Having applauded loudly from across the border as the Republic voted in gay marriage, Carroll wants the same rights for his own constituents.
"Looking at it from the North, the campaign was really inspiring. You know, people from across the world contacting their grannies to say, 'Please vote "yes" for us.' The polls show there's a slightly higher number in favour of marriage equality here than there was in the South. There's a huge groundswell of support, which at some point the parties opposed to it will have to address. The DUP have used a petition of concern to block equal marriage, but if removed Stormont could pass the legislation without the need for a referendum. That would certainly be my preference."
Top of People Before Profit's current agenda is the EU Referendum.

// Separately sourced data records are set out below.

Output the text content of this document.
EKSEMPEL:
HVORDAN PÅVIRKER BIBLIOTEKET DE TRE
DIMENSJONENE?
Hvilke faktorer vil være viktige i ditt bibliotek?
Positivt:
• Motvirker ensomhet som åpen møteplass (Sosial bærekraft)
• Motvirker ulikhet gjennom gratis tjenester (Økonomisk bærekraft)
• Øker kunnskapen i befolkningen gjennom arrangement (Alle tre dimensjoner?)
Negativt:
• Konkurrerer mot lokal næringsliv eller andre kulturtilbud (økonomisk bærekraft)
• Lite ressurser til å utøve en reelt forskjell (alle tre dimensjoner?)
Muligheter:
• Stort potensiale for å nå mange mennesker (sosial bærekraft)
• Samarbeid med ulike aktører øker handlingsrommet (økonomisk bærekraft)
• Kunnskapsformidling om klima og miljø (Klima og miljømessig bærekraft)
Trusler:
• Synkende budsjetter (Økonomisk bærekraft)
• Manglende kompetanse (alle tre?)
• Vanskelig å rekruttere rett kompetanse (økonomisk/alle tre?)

"We're calling for a left exit, ultimately on a 32 county basis. What that means is that the European Union is undemocratic and controlled by unelected heads of the European Commission. There's too much power centralised in the ECB, around Germany in particular. It's also the organisation that didn't respect the democratic wishes of Greece when it said "no" to austerity or yourself in the South when people said "no" to the Lisbon Treaty. Because of 'Fortress Europe' hundreds of thousands of people fleeing war have died. The EU's undemocratic and not able to be reformed. If Cameron loses he's finished, which opens up the possibility of a Jeremy Corbyn-lead government."
With the Republic showing no appetite to leave the EU, a "no" vote would surely lead to more North/South division including the possible restoration of border controls?
"There's no guarantee of border controls," Carroll counters. "It's the same Project Fear rhetoric that was spouted during the Scottish independence referendum. The people forecasting economic Armageddon have a vested interest in maintaining the status quo."
What does Carroll make of the Cannabis Party, which also ran on a non-sectarian ticket at the Assembly Elections?
"They're obviously tapping into an area but, with all due respect, their votes weren't the highest. We should definitely be decriminalising cannabis and then having a discussion about other drugs."
Is he looking forward to sitting on the Stormont Naughty Step - or Noisy Step as it's been rechristened by Mr. McCann - with Jim McCallister?
"One thing's for certain; it's not going to be dull in our corner of the assembly," Carroll smiles. "Our politics are obviously quite far apart. His role is to attack the DUP and Sinn Féin from different standpoints to us. There's an attempt to bunch us all together but we'd massively disagree with Jim McCallister over issues like marriage equality and anti-austerity politics."
What new thinking do Carroll and McCann bring to the Flags & Parades debate, which come July 12 is guaranteed to be the headline story in the North again.
"We're articulating a kind of politics that says, 'People on the Shankhill and the Falls are both on the receiving end of brutal austerity programmes, so let's fight together.' You've political parties using sectarianism to drum up support in areas that have been ravaged by those parties' policies. Were not being naive, but there is a thirst to discuss what can unite rather than divide us."
You can bang on all you like about being neither orange nor green, but mention the 32 counties and automatically some people are going to have you pegged as a Nationalist party.
"In the same issue of a paper, we were described in one piece as Nationalists and in another as Unionists/Partitionists," Carroll concludes. "The confusion is in their heads, not ours. We know what we're about. We're fighting for socialist politics on a 32 county basis. We need a movement that challenges the State in the South, which is tied to the banks and still the church, and the Northern State, which thrives on institutionalised sectarianism."